Social investment by charities: a consultation paper.

Consultation paper 216.
Corporate Author:
Law Commission.

Charities have traditionally both spent their funds in support of their charitable objectives, and invested so as to generate further funds for future initiatives. A charity making a social investment combines these objectives in one transaction, seeking to achieve both its charitable purposes and a financial benefit. Social investments include: individual investments, such as simple loans and share purchases; collective social investment where multiple investors pool their funds to achieve certain social outcomes; and social impact bonds. This consultation considers charity trustees' powers to make, and duties when making, social investments and to consider whether anything can be done by way of law reform to make those powers and duties clearer. Some charity trustees are not confident about making social investments because they are unsure whether their powers under the charity's governing document or under the general law authorise such investments. In addition, some charity trustees considering whether to make social investments may feel that they risk breaching their duties.
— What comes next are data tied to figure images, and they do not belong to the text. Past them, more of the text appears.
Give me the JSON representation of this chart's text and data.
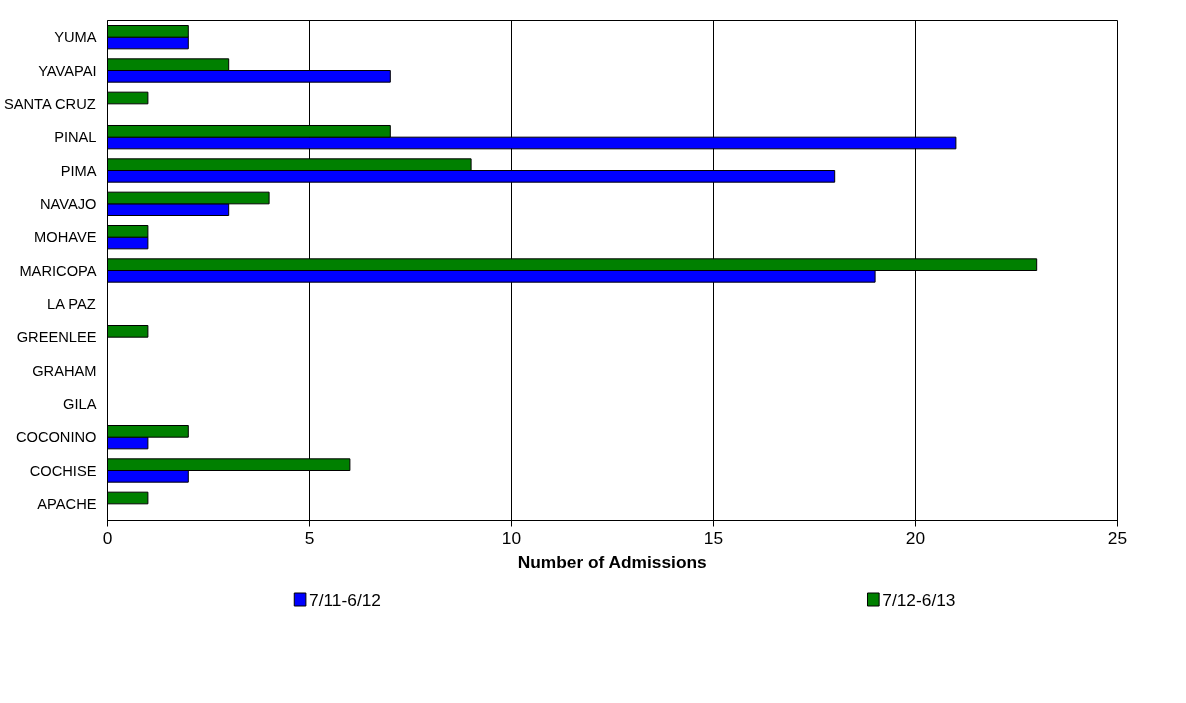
{
  "chart_data": {
    "type": "bar",
    "orientation": "horizontal",
    "xlabel": "Number of Admissions",
    "categories": [
      "YUMA",
      "YAVAPAI",
      "SANTA CRUZ",
      "PINAL",
      "PIMA",
      "NAVAJO",
      "MOHAVE",
      "MARICOPA",
      "LA PAZ",
      "GREENLEE",
      "GRAHAM",
      "GILA",
      "COCONINO",
      "COCHISE",
      "APACHE"
    ],
    "series": [
      {
        "name": "7/11-6/12",
        "color": "#0000ff",
        "values": [
          2,
          7,
          0,
          21,
          18,
          3,
          1,
          19,
          0,
          0,
          0,
          0,
          1,
          2,
          0
        ]
      },
      {
        "name": "7/12-6/13",
        "color": "#008000",
        "values": [
          2,
          3,
          1,
          7,
          9,
          4,
          1,
          23,
          0,
          1,
          0,
          0,
          2,
          6,
          1
        ]
      }
    ],
    "xlim": [
      0,
      25
    ],
    "xticks": [
      0,
      5,
      10,
      15,
      20,
      25
    ],
    "grid": "x",
    "legend": "bottom"
  }
}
The Commission provisionally proposes the introduction of a new statutory power to make social investments. The new power should supplement existing powers, forming part of the toolbox available to achieve charities' purposes. The new statutory power should be accompanied by a non-exhaustive checklist of factors that charity trustees may take into account in deciding whether to make a social investment. The consultation also concludes that permanent endowment can be used to make social investments which are anticipated to preserve the capital value of the endowment.